How does PyTorch implement batch normalization?

Sample code to explain what I mean:

from torch.nn.functional import batch_norm
from torch import from_numpy
import numpy as np

M = np.random.randn(1, 3, 16, 16).astype(np.float32)
m, v, w, b = [np.random.rand(3).astype(np.float32) for _ in range(4)]
M_torch = batch_norm(*[from_numpy(x) for x in [M, m, v, w, b]]).numpy()
m, v, w, b = [p.reshape(1, 3, 1, 1) for p in [m, v, w, b]]
M_np = w * (M - m) / np.sqrt(v + 1e-05) + b
print(np.max(np.abs(M_np - M_torch)))

The error is quite large.
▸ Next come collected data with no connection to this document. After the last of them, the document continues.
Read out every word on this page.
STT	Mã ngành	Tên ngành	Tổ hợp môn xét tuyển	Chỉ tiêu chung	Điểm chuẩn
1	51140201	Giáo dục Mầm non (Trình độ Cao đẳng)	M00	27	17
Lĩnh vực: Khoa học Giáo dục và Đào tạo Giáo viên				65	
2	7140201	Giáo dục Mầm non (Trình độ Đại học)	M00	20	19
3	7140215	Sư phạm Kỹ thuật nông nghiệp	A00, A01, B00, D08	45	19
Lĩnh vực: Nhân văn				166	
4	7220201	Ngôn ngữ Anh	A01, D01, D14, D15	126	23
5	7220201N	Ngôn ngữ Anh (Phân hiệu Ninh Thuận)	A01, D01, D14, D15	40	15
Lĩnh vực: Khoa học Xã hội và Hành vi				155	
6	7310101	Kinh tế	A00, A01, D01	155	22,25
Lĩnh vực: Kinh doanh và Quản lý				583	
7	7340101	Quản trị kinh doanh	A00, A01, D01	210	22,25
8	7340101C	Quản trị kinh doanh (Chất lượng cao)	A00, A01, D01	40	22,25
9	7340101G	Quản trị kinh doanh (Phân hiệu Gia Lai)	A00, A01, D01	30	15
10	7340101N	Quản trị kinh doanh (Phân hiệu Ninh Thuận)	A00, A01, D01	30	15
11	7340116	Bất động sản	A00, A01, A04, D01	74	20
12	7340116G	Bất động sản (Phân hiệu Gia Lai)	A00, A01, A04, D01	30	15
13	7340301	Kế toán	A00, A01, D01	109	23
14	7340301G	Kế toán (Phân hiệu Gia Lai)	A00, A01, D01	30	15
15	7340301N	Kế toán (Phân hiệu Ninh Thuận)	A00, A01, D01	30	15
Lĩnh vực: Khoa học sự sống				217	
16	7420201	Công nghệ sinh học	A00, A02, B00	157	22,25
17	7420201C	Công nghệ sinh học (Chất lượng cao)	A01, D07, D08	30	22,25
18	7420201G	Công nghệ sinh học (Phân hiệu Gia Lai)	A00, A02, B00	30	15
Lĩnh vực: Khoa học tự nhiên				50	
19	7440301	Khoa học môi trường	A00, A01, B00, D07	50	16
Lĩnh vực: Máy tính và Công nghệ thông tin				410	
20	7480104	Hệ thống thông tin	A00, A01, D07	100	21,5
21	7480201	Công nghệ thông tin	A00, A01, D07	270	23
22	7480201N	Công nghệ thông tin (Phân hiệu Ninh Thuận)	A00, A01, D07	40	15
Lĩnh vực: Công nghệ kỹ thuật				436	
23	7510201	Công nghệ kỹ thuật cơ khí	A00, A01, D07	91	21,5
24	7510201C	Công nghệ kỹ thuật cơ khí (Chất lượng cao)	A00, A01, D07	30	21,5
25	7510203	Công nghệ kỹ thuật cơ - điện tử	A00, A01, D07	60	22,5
So why isn’t the way I’ve implemented batch normalization using NumPy exactly identical to PyTorch’s method? Note that the epsilon I used is large, 1e-05. But if I use a smaller epsilon like np.finfo(np.float32).eps the results differ even more. So clearly PyTorch is doing something slightly different and I don’t think it can be chalked up to floating point associativity.

This script shows the internal batchnorm approach used in PyTorch.

Did you compare the implementation shared in my post or is this an unhelpful chat bot post?

1 Like

Your example does exactly the same calculation as my code. Here is what I get when I print the differences with 10 decimals precision:

print('%12.10f' % (out1 - out2).abs().max())

0.0000002384
0.0000019073
0.0000009537
0.0000019073
0.0000004768
0.0000019073

So your code also has the same deviations. Why is that? And why is epsilon 1e-5 and not a smaller value?

That’s expected since different orders of mathematical operation cause expected small differences due to the limited floating point precision as seen e.g. here:

x = torch.randn(100, 100)
s1 = x.sum()
s2 = x.sum(0).sum(0)

print(s1 - s2)
# tensor(1.5259e-05)